写真は堤内(大串用水の川裏)から見たところ。ゲートの奥側に大串用水が流れている。現在、堰板はなくなっていて水は素通しだが、この煉瓦水路自体が文化財として残されている行き止まりのダミー水路なので逆流しても差し支えない。
町が立てた詳細な案内板がある。
長文の説明のほとんどが埼玉県全体の樋門の説明であり、この永府樋門の説明は最初の1文、「永府門樋は近隣の水田への水源として、明治三十四年に市野川と農業用水の交点に造られました。」とあるのみ・・・。
なんだか、よくわからない説明なのだよね。
GoogleMapsの航空写真に、市野川と永府樋門の位置を書き込んでみた。
一般に樋門は堤防を貫通して取水/排水する設備だが、こうして見ると樋門の場所は堤内地であり、なせここにこんな大型の設備が造られたのだろうか。
確かに永府樋門の北側の耕地はほんの僅か北に向かって下がる傾斜になっているから大串用水から引水できるのだが、2連の巨大な水門である意味がわからない。

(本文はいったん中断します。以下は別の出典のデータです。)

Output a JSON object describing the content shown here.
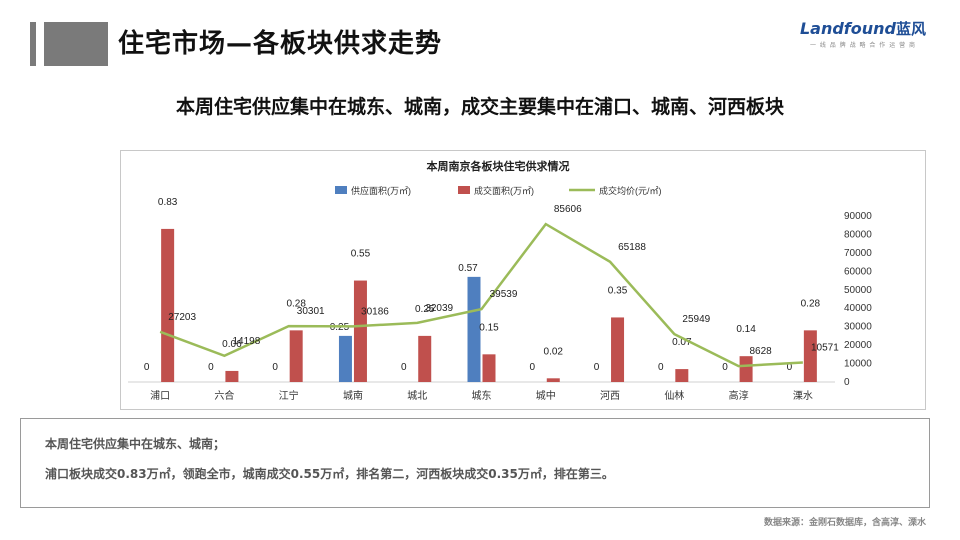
{
  "header": {
    "title": "住宅市场—各板块供求走势",
    "logo_word": "Landfound",
    "logo_cn": "蓝风",
    "logo_tagline": "一 线 品 牌 战 略 合 作 运 营 商"
  },
  "subtitle": "本周住宅供应集中在城东、城南，成交主要集中在浦口、城南、河西板块",
  "chart_data": {
    "type": "bar",
    "title": "本周南京各板块住宅供求情况",
    "categories": [
      "浦口",
      "六合",
      "江宁",
      "城南",
      "城北",
      "城东",
      "城中",
      "河西",
      "仙林",
      "高淳",
      "溧水"
    ],
    "series": [
      {
        "name": "供应面积(万㎡)",
        "type": "bar",
        "axis": "left",
        "color": "#4f7fbf",
        "values": [
          0,
          0,
          0,
          0.25,
          0,
          0.57,
          0,
          0,
          0,
          0,
          0
        ],
        "labels": [
          "0",
          "0",
          "0",
          "0.25",
          "0",
          "0.57",
          "0",
          "0",
          "0",
          "0",
          "0"
        ]
      },
      {
        "name": "成交面积(万㎡)",
        "type": "bar",
        "axis": "left",
        "color": "#c0504d",
        "values": [
          0.83,
          0.06,
          0.28,
          0.55,
          0.25,
          0.15,
          0.02,
          0.35,
          0.07,
          0.14,
          0.28
        ],
        "labels": [
          "0.83",
          "0.06",
          "0.28",
          "0.55",
          "0.25",
          "0.15",
          "0.02",
          "0.35",
          "0.07",
          "0.14",
          "0.28"
        ]
      },
      {
        "name": "成交均价(元/㎡)",
        "type": "line",
        "axis": "right",
        "color": "#9bbb59",
        "values": [
          27203,
          14198,
          30301,
          30186,
          32039,
          39539,
          85606,
          65188,
          25949,
          8628,
          10571
        ],
        "labels": [
          "27203",
          "14198",
          "30301",
          "30186",
          "32039",
          "39539",
          "85606",
          "65188",
          "25949",
          "8628",
          "10571"
        ]
      }
    ],
    "y_left": {
      "ticks": [
        "0",
        "0.1",
        "0.2",
        "0.3",
        "0.4",
        "0.5",
        "0.6",
        "0.7",
        "0.8",
        "0.9"
      ],
      "lim": [
        0,
        0.9
      ]
    },
    "y_right": {
      "ticks": [
        "0",
        "10000",
        "20000",
        "30000",
        "40000",
        "50000",
        "60000",
        "70000",
        "80000",
        "90000"
      ],
      "lim": [
        0,
        90000
      ]
    },
    "legend_position": "top",
    "grid": false
  },
  "notes": {
    "line1": "本周住宅供应集中在城东、城南；",
    "line2": "浦口板块成交0.83万㎡，领跑全市，城南成交0.55万㎡，排名第二，河西板块成交0.35万㎡，排在第三。"
  },
  "source": "数据来源：金刚石数据库，含高淳、溧水"
}
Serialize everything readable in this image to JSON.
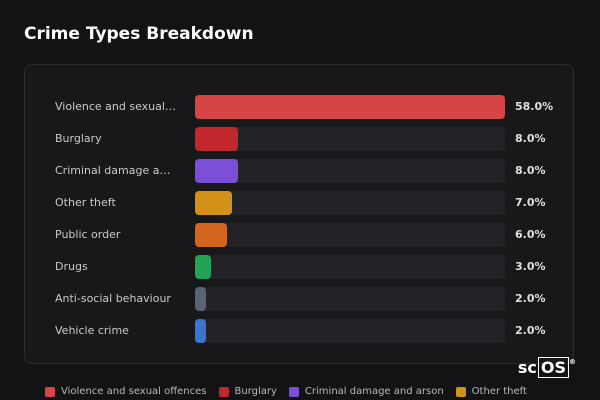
{
  "chart_data": {
    "type": "bar",
    "orientation": "horizontal",
    "title": "Crime Types Breakdown",
    "categories": [
      "Violence and sexual offences",
      "Burglary",
      "Criminal damage and arson",
      "Other theft",
      "Public order",
      "Drugs",
      "Anti-social behaviour",
      "Vehicle crime"
    ],
    "values": [
      58,
      8,
      8,
      7,
      6,
      3,
      2,
      2
    ],
    "value_labels": [
      "58.0%",
      "8.0%",
      "8.0%",
      "7.0%",
      "6.0%",
      "3.0%",
      "2.0%",
      "2.0%"
    ],
    "colors": [
      "#d64545",
      "#c0282d",
      "#7b4fd6",
      "#d4911a",
      "#d2661f",
      "#22a355",
      "#5a6475",
      "#3a73d0"
    ]
  },
  "watermark": {
    "prefix": "sc",
    "boxed": "OS",
    "mark": "®"
  }
}
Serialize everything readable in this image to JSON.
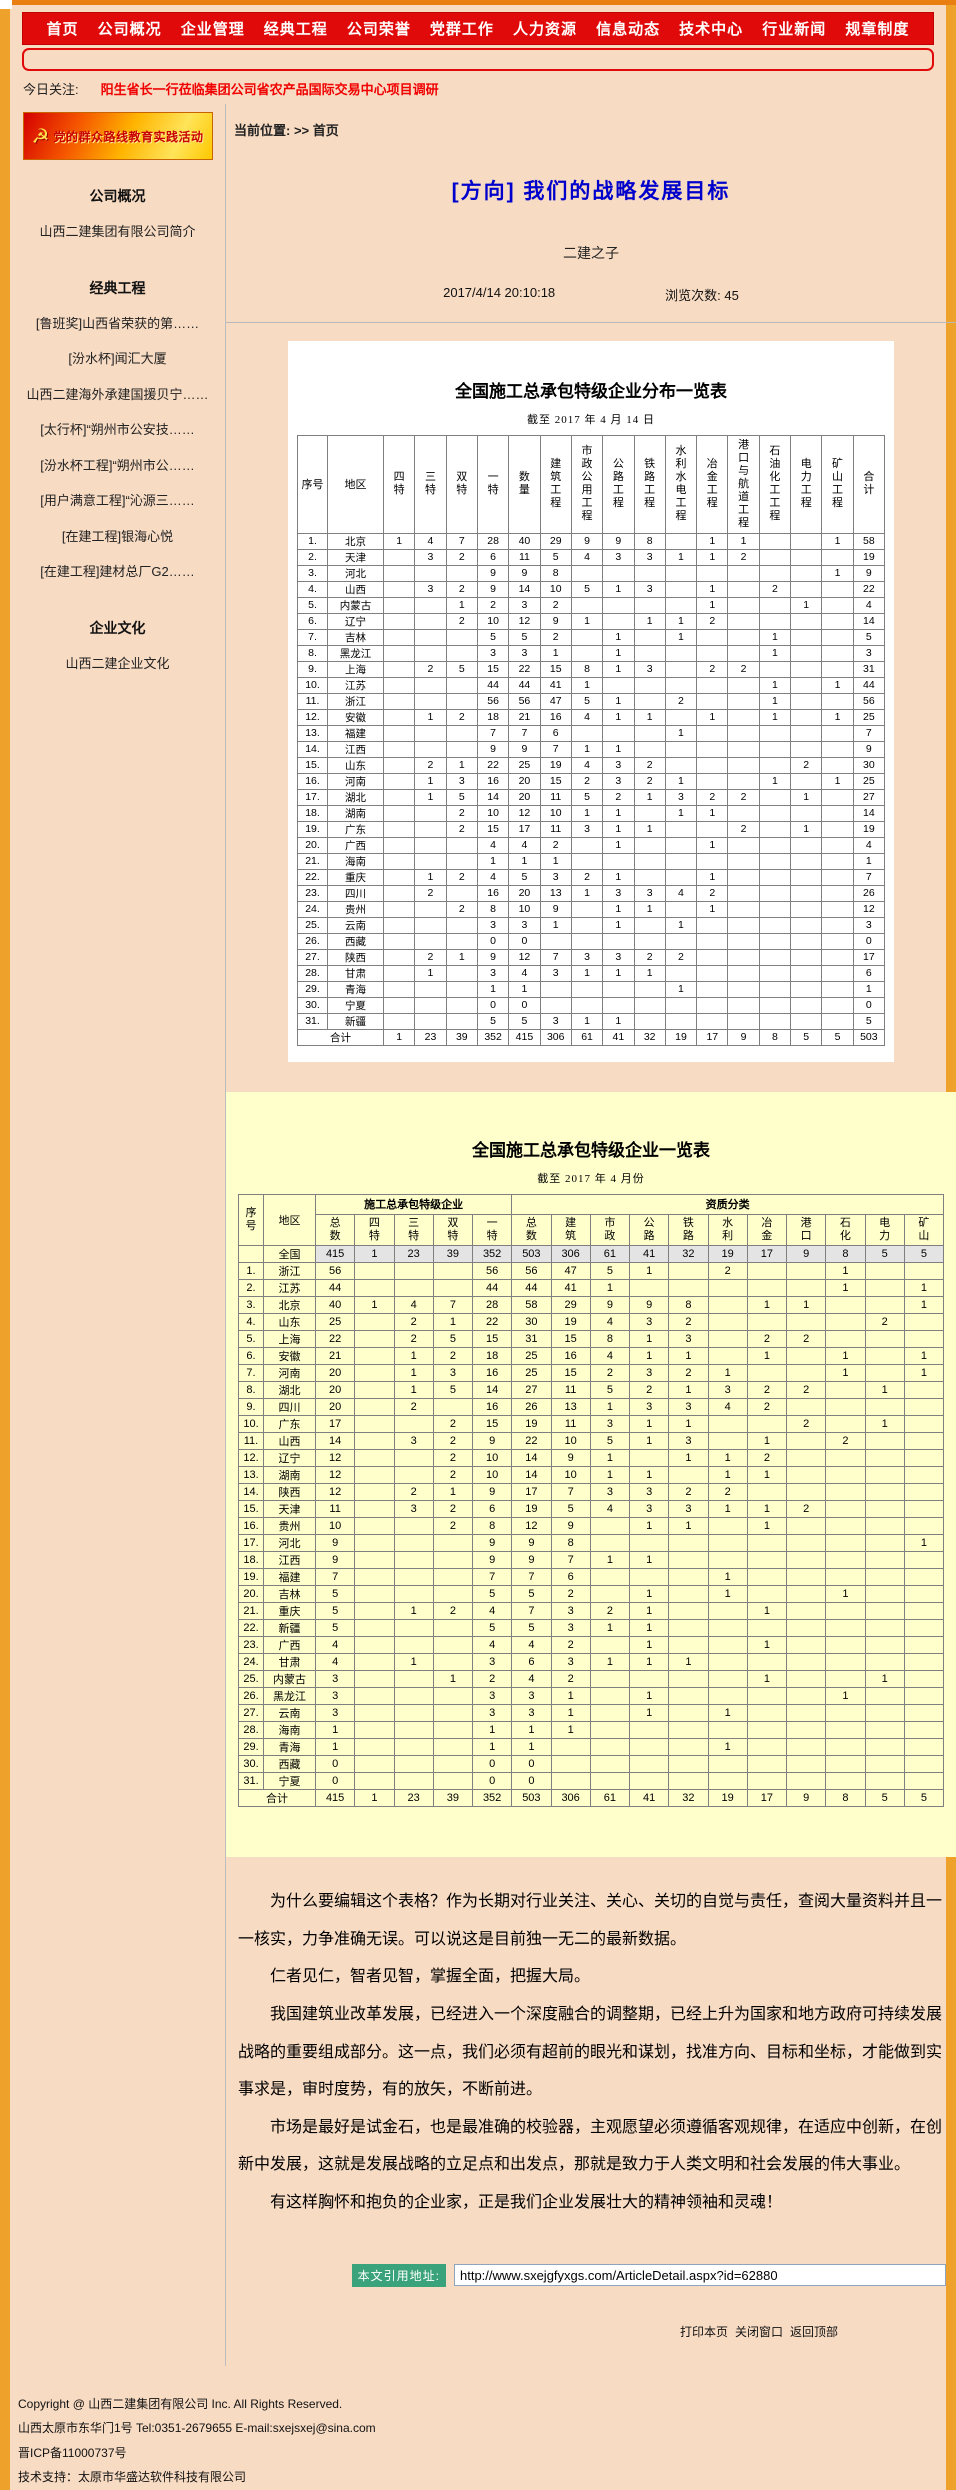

だが、それは過去の市野川の範囲を見てみると意味がわかってくる。江戸~明治時代には市野川の堤外地は現在よりずっと広く、大串用水が左岸堤防に沿って流れていた。
永府樋門はかつての左岸堤防を貫通する樋門だったのだ。
ただし樋門がある場所は明確な土手ではなく、自然堤防なのである。
注意深く見ると、道路の右側が微高地になっていることがわかる。これが自然堤防。
大串用水はおそらく市野川の旧流路で、かつて市野川は東に向かって流れたことがあったのだ。江戸初期に大囲堤という堤防ができて大串用水は直角に南方向へ曲げられて市野川に戻されるようになった。
永府樋門が大型なのは、おそらく取水のためではない。
市野川が増水したときにはゲートを閉めて北側の土地への浸水を防ぎつつ、上流のどこかで左岸堤防が切れて北側の土地が水没したときには、氾濫水をすばやく市野川に戻すためだったと考えると説明がつく。
水がないので水路に織りて水門のひとつを間近に見てみる。
鉄製の蝶番が残っている。観音開きのスイングゲートだったのだ。
樋門の上には手すりがあり、橋として通行できた。
現在は煉瓦樋門の真横に実用の樋門が作られ、ここが開け閉めできるようになっている。